Life expectancy is how long a baby born today can expect to live, on average. In the first half of last year, that was 77.8 years for Americans overall, down one year from 78.8 in 2019. For males, it was 75.1 years and for females, 80.5 years.

Black Americans lost nearly three years, going from 74.7 to 72 years, and Hispanics, nearly two years from 81.8 to 79.9, CDC data shows.

Non-Hispanic white people’s overall life expectancy fell from 78.8 to 78.0, the report found. The difference in life expectancy between white and Black Americans increased from 4.1 to 6.0 years between 2019 and the first half of 2020, the CDC said.

“What is really quite striking in these numbers is that they only reflect the first half of the year … I would expect that these numbers would only get worse,” Dr Kirsten Bibbins-Domingo, a health equity researcher and dean at the University of California, San Francisco, told the Associated Press.

“Black and Hispanic communities throughout the United States have borne the brunt of this pandemic,” Bibbins-Domingo said.

Volunteer counts masks to add to COVID-19 survival kits as part of an outreach programme to the Black community to increase vaccine trial participation in Rochester, New York, on October 17, 2020 [File: Lindsay DeDario/Reuters]

These groups have also faced a greater economic toll.
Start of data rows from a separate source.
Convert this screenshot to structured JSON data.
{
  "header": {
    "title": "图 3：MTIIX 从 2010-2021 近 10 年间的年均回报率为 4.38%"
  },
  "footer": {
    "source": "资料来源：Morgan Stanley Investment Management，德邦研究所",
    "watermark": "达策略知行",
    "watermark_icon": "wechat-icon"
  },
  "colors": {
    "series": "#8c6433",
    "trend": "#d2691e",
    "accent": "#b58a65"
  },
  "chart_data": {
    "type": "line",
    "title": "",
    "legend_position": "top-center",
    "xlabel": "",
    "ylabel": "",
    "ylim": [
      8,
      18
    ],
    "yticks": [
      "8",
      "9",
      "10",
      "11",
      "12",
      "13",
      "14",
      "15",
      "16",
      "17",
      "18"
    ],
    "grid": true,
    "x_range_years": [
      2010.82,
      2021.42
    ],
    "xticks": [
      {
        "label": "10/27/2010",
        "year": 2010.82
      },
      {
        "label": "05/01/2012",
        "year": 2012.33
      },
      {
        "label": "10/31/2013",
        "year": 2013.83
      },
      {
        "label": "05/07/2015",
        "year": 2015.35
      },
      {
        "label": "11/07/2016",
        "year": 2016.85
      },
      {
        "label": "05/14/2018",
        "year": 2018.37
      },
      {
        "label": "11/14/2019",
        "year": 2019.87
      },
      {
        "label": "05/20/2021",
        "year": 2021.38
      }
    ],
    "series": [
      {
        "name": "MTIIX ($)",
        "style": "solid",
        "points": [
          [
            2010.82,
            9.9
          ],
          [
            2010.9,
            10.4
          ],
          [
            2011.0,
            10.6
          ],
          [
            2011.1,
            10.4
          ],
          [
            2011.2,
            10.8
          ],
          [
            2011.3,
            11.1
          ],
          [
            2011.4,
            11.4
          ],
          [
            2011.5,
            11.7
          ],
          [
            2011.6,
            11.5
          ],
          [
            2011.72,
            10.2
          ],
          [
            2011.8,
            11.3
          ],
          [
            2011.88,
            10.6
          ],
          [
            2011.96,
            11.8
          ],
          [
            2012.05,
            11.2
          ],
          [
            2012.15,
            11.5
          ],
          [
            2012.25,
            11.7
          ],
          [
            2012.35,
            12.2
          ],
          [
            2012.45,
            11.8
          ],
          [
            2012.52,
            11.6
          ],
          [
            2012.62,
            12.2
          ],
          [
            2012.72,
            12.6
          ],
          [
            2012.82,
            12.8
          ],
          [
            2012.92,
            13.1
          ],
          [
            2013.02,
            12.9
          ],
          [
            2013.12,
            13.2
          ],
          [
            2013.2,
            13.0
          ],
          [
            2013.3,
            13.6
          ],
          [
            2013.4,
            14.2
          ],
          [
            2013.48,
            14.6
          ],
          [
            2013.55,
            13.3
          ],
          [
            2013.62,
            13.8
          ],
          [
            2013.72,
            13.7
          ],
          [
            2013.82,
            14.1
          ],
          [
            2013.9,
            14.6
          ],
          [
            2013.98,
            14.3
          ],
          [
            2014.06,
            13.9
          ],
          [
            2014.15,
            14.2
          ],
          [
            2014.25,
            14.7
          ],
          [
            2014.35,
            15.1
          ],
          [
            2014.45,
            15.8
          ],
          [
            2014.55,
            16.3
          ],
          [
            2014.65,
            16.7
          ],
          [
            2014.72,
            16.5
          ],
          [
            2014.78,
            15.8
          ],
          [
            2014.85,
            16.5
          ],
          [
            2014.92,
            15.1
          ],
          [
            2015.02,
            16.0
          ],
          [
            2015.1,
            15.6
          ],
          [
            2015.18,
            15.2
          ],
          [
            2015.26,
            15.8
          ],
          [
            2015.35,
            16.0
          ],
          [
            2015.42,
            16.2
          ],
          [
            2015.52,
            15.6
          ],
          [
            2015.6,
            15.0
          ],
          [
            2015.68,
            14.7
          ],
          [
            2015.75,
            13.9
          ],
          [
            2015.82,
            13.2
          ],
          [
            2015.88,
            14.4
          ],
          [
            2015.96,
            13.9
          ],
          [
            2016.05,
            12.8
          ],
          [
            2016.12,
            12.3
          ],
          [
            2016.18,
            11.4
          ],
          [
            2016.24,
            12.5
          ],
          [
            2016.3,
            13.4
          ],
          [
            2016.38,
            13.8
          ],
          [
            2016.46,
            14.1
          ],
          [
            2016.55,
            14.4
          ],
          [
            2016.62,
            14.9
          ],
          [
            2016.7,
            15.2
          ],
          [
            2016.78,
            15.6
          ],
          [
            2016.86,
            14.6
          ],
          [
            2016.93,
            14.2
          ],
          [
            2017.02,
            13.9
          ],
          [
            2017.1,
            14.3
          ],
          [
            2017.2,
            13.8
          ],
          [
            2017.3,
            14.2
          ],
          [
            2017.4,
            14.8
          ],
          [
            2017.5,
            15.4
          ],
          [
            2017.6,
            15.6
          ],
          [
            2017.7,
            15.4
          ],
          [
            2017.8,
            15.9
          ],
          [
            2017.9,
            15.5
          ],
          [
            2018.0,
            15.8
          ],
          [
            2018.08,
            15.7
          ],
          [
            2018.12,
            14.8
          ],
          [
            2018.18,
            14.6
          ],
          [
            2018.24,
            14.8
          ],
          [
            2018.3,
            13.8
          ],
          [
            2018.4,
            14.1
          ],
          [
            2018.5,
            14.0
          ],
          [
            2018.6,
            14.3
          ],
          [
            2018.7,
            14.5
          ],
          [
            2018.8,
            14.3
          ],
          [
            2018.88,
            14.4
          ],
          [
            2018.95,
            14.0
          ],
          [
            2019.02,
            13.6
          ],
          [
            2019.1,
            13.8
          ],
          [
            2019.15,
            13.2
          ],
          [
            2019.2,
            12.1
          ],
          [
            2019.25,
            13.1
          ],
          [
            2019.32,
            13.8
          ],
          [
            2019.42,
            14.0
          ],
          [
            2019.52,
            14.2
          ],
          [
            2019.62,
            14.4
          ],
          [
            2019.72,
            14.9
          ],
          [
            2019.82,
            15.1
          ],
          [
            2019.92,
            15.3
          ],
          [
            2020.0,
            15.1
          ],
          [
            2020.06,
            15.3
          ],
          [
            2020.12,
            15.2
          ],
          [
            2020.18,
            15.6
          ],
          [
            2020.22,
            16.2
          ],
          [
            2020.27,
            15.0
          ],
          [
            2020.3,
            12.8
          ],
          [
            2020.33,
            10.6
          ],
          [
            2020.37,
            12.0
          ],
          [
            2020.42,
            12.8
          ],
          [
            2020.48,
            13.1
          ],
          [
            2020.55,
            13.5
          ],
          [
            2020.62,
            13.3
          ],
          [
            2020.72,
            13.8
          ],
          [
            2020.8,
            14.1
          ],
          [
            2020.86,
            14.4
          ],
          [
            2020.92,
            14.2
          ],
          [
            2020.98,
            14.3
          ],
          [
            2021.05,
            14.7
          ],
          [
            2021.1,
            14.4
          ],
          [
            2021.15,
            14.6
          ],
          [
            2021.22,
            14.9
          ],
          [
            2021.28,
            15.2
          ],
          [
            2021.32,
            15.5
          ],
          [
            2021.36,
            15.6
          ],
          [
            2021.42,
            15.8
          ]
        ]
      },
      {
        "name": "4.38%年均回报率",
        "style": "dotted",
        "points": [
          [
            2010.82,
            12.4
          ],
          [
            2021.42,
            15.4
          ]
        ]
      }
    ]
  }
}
Latinos have faced hospitalisation rates 4.4 times higher than whites, while the unemployment rate for Latinos reached 14.5 percent in June, higher than during the Great Recession, research from nonpartisan think-tank Pew found.

By August, Black unemployment was at 13 percent, versus seven percent for whites, research nonprofit Rand found.

US Treasury Secretary Janet Yellen said during a February 6 virtual meeting with the Black Chamber of Commerce that “African Americans were the first to lose their small businesses. They were the first to lose their jobs.”

Yellen went on to say “we’ve seen early data that suggest Black workers will be the last rehired when the economy opens back up”.

Members of Black and Latino communities still employed are more likely to be in front-line, low-wage jobs and living in crowded environments where it is easier for the virus to spread, and “there are stark, pre-existing health disparities in other conditions” that raise their risk of dying of COVID-19, Bibbins-Domingo said.

More needs to be done to distribute vaccines equitably, to improve working conditions and better protect minorities from infection, and to include them in economic relief measures, she said.

Dr Otis Brawley, a cancer specialist and public health professor at Johns Hopkins University, agreed.

“The focus really needs to be broad spread of getting every American adequate care. And healthcare needs to be defined as prevention as well as treatment,” he said.

Overall, the drop in life expectancy is more evidence of “our mishandling of the pandemic,” Brawley said.

“Going forward, we need to practise the very basics” such as hand-washing, physical distancing and vaccinating as soon as possible to get prevention back on track, he said.